A new teacher survey offers a window into how schools are applying budget cuts they've experienced over the past year, from teacher layoffs to the impact on a few areas of the curriculum, including the arts and foreign languages.

Here are findings specifically touching on the curriculum, with the proportion of all teachers reporting the "reduction or elimination" of these programs:

• Arts or music: 22 percent;
• Foreign languages: 15 percent;
• Physical education: 11 percent.

Teachers were not asked specifically about the budget impact in any other content area. The data come from the 28th annual MetLife Survey of the American Teacher. In all, 1,001 teachers were surveyed by telephone last fall.

I will say that, with 72 percent of all teachers reporting cuts to their school's budget, the reductions in the arts were not especially high, given that most people seem to agree that in tight fiscal times, the arts are the first to go.

As for foreign languages, the cuts are more widespread if you look specifically at the secondary level, where such programs predominate. Overall, 22 percent of middle school teachers and 25 percent of high school teachers reported the reduction or elimination of language programs.

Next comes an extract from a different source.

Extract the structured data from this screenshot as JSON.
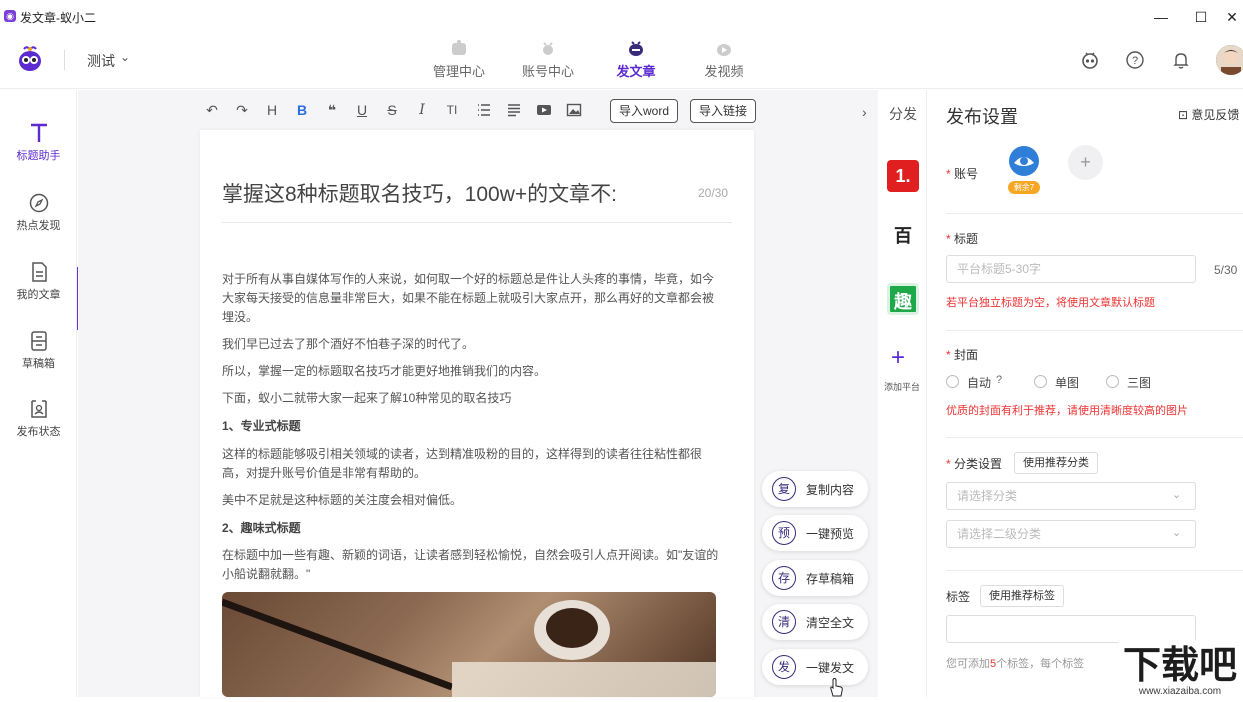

Meanwhile, about one-third of teachers said educational technology and learning materials are not being kept up to date at their school to "meet student learning needs." And 27 percent said their school had cut or eliminated after-school programs.

Although I'm focusing here on the budget impact, my analysis excludes some important findings, reported by my colleague Liana Heitin, about an apparent decline in teacher morale. The last time it's been as low in the MetLife survey, she explains, was in 1989. (The MetLife Foundation provides funding to Education Week's Teacher channel to support its capacity to engage teachers interactively in a professional community.)

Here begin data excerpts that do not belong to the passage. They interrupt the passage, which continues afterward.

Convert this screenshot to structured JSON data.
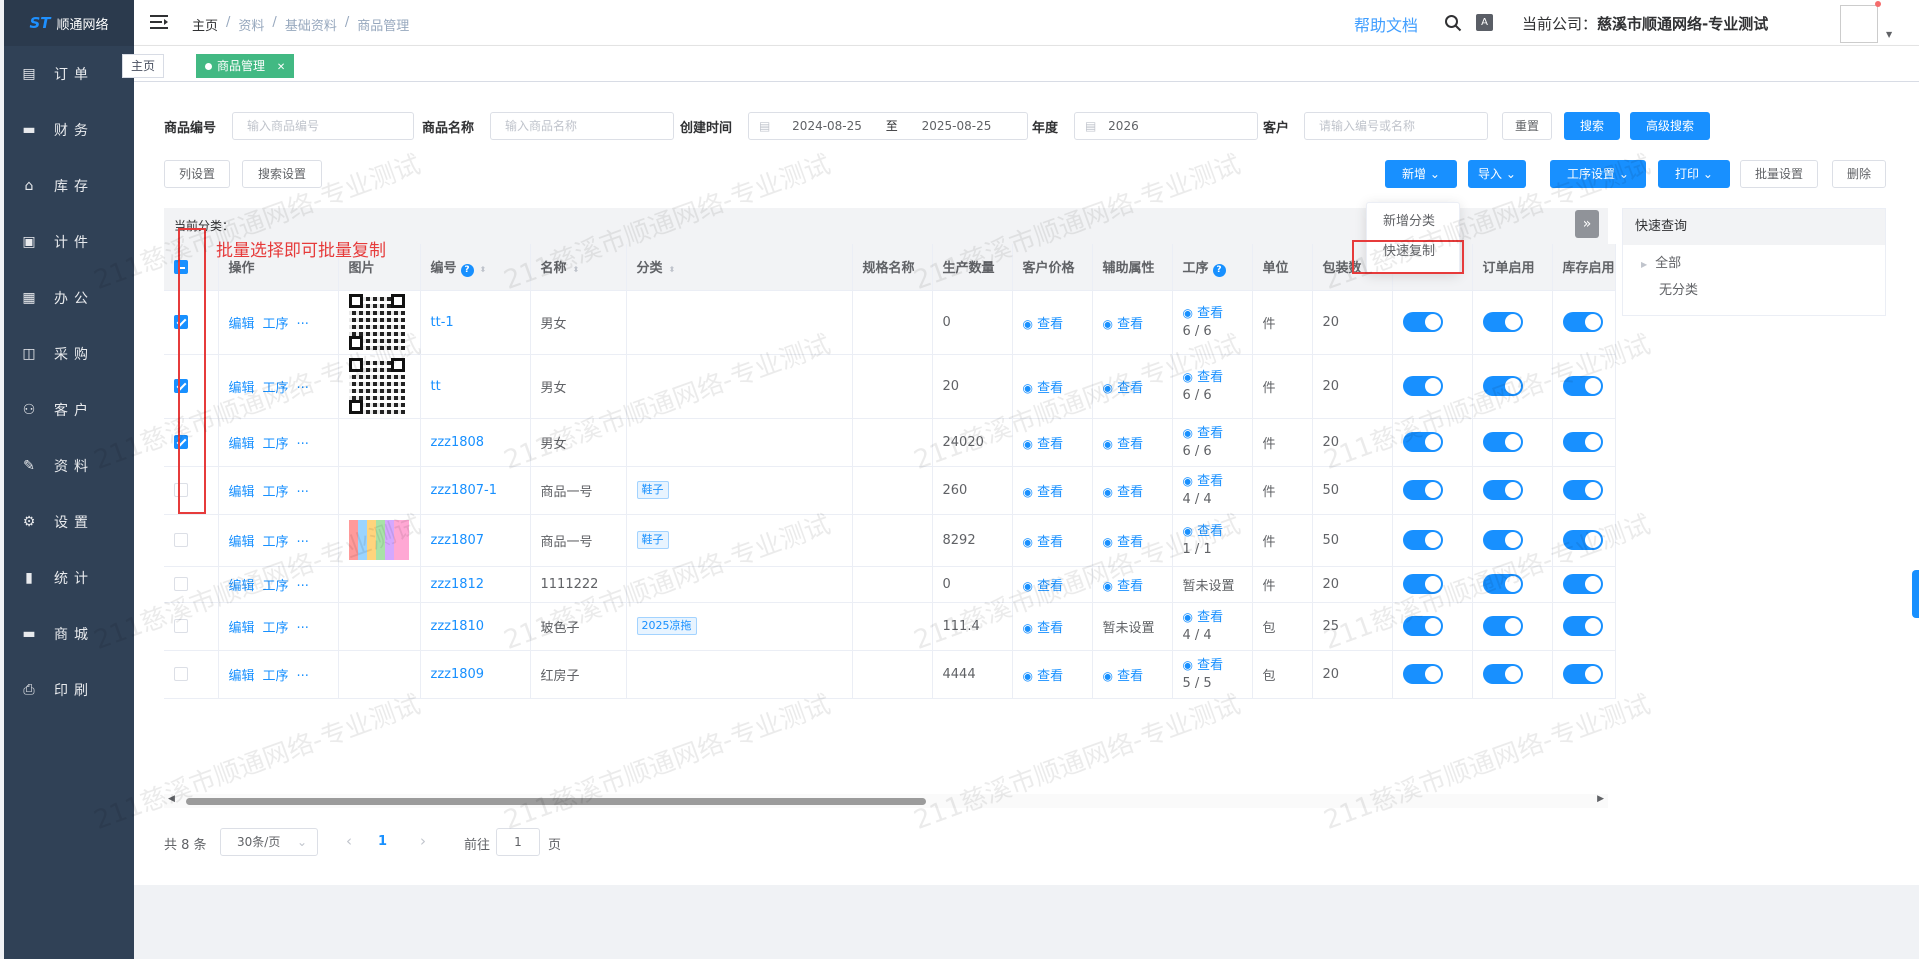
{
  "app": {
    "logo_text": "顺通网络",
    "logo_mark": "ST"
  },
  "sidebar": {
    "items": [
      {
        "label": "订单",
        "icon": "document-icon"
      },
      {
        "label": "财务",
        "icon": "lock-icon"
      },
      {
        "label": "库存",
        "icon": "home-icon"
      },
      {
        "label": "计件",
        "icon": "clipboard-icon"
      },
      {
        "label": "办公",
        "icon": "calendar-icon"
      },
      {
        "label": "采购",
        "icon": "shopping-bag-icon"
      },
      {
        "label": "客户",
        "icon": "user-icon"
      },
      {
        "label": "资料",
        "icon": "edit-icon"
      },
      {
        "label": "设置",
        "icon": "gear-icon"
      },
      {
        "label": "统计",
        "icon": "bar-chart-icon"
      },
      {
        "label": "商城",
        "icon": "store-icon"
      },
      {
        "label": "印刷",
        "icon": "printer-icon"
      }
    ]
  },
  "navbar": {
    "breadcrumb": [
      "主页",
      "资料",
      "基础资料",
      "商品管理"
    ],
    "help": "帮助文档",
    "company_label": "当前公司：",
    "company_name": "慈溪市顺通网络-专业测试"
  },
  "tags": {
    "home": "主页",
    "active": "商品管理"
  },
  "filters": {
    "code_label": "商品编号",
    "code_placeholder": "输入商品编号",
    "name_label": "商品名称",
    "name_placeholder": "输入商品名称",
    "created_label": "创建时间",
    "date_from": "2024-08-25",
    "date_sep": "至",
    "date_to": "2025-08-25",
    "year_label": "年度",
    "year_value": "2026",
    "customer_label": "客户",
    "customer_placeholder": "请输入编号或名称",
    "reset": "重置",
    "search": "搜索",
    "advanced": "高级搜索"
  },
  "toolbar": {
    "col_settings": "列设置",
    "search_settings": "搜索设置",
    "add": "新增",
    "import": "导入",
    "process_settings": "工序设置",
    "print": "打印",
    "batch_settings": "批量设置",
    "delete": "删除"
  },
  "dropdown": {
    "items": [
      "新增分类",
      "快速复制"
    ]
  },
  "category_bar": "当前分类：",
  "annotation": "批量选择即可批量复制",
  "table": {
    "headers": [
      "操作",
      "图片",
      "编号",
      "名称",
      "分类",
      "规格名称",
      "生产数量",
      "客户价格",
      "辅助属性",
      "工序",
      "单位",
      "包装数",
      "",
      "订单启用",
      "库存启用"
    ],
    "op_edit": "编辑",
    "op_process": "工序",
    "op_more": "···",
    "view": "查看",
    "rows": [
      {
        "checked": true,
        "img": "qr",
        "code": "tt-1",
        "name": "男女",
        "category": "",
        "qty": "0",
        "aux": "查看",
        "process": "6 / 6",
        "unit": "件",
        "pack": "20"
      },
      {
        "checked": true,
        "img": "qr",
        "code": "tt",
        "name": "男女",
        "category": "",
        "qty": "20",
        "aux": "查看",
        "process": "6 / 6",
        "unit": "件",
        "pack": "20"
      },
      {
        "checked": true,
        "img": "",
        "code": "zzz1808",
        "name": "男女",
        "category": "",
        "qty": "24020",
        "aux": "查看",
        "process": "6 / 6",
        "unit": "件",
        "pack": "20"
      },
      {
        "checked": false,
        "img": "",
        "code": "zzz1807-1",
        "name": "商品一号",
        "category": "鞋子",
        "qty": "260",
        "aux": "查看",
        "process": "4 / 4",
        "unit": "件",
        "pack": "50"
      },
      {
        "checked": false,
        "img": "photo",
        "code": "zzz1807",
        "name": "商品一号",
        "category": "鞋子",
        "qty": "8292",
        "aux": "查看",
        "process": "1 / 1",
        "unit": "件",
        "pack": "50"
      },
      {
        "checked": false,
        "img": "",
        "code": "zzz1812",
        "name": "1111222",
        "category": "",
        "qty": "0",
        "aux": "查看",
        "process": "暂未设置",
        "unit": "件",
        "pack": "20"
      },
      {
        "checked": false,
        "img": "",
        "code": "zzz1810",
        "name": "玻色子",
        "category": "2025凉拖",
        "qty": "111.4",
        "aux": "暂未设置",
        "process": "4 / 4",
        "unit": "包",
        "pack": "25"
      },
      {
        "checked": false,
        "img": "",
        "code": "zzz1809",
        "name": "红房子",
        "category": "",
        "qty": "4444",
        "aux": "查看",
        "process": "5 / 5",
        "unit": "包",
        "pack": "20"
      }
    ]
  },
  "quick_panel": {
    "title": "快速查询",
    "items": [
      "全部",
      "无分类"
    ]
  },
  "pager": {
    "total": "共 8 条",
    "page_size": "30条/页",
    "current": "1",
    "goto_label": "前往",
    "goto_value": "1",
    "page_unit": "页"
  },
  "watermark": "211慈溪市顺通网络-专业测试"
}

The most widespread cuts were reported for personnel. Overall, 41 percent of teachers say their school has experienced layoffs of classroom teachers over the past year, and 57 percent reported layoffs of other school staff. In a related statistic, 60 percent of teachers said average class sizes have grown in their schools.

And here's a curious one. Teachers were about evenly divided over whether opportunities for professional development have gone up or down: 27 percent say they have decreased, 25 percent say they have increased. One wild guess is that federal Race to the Top money has helped some states ramp up such opportunities, especially as schools gear up for the common standards in mathematics and English/language arts.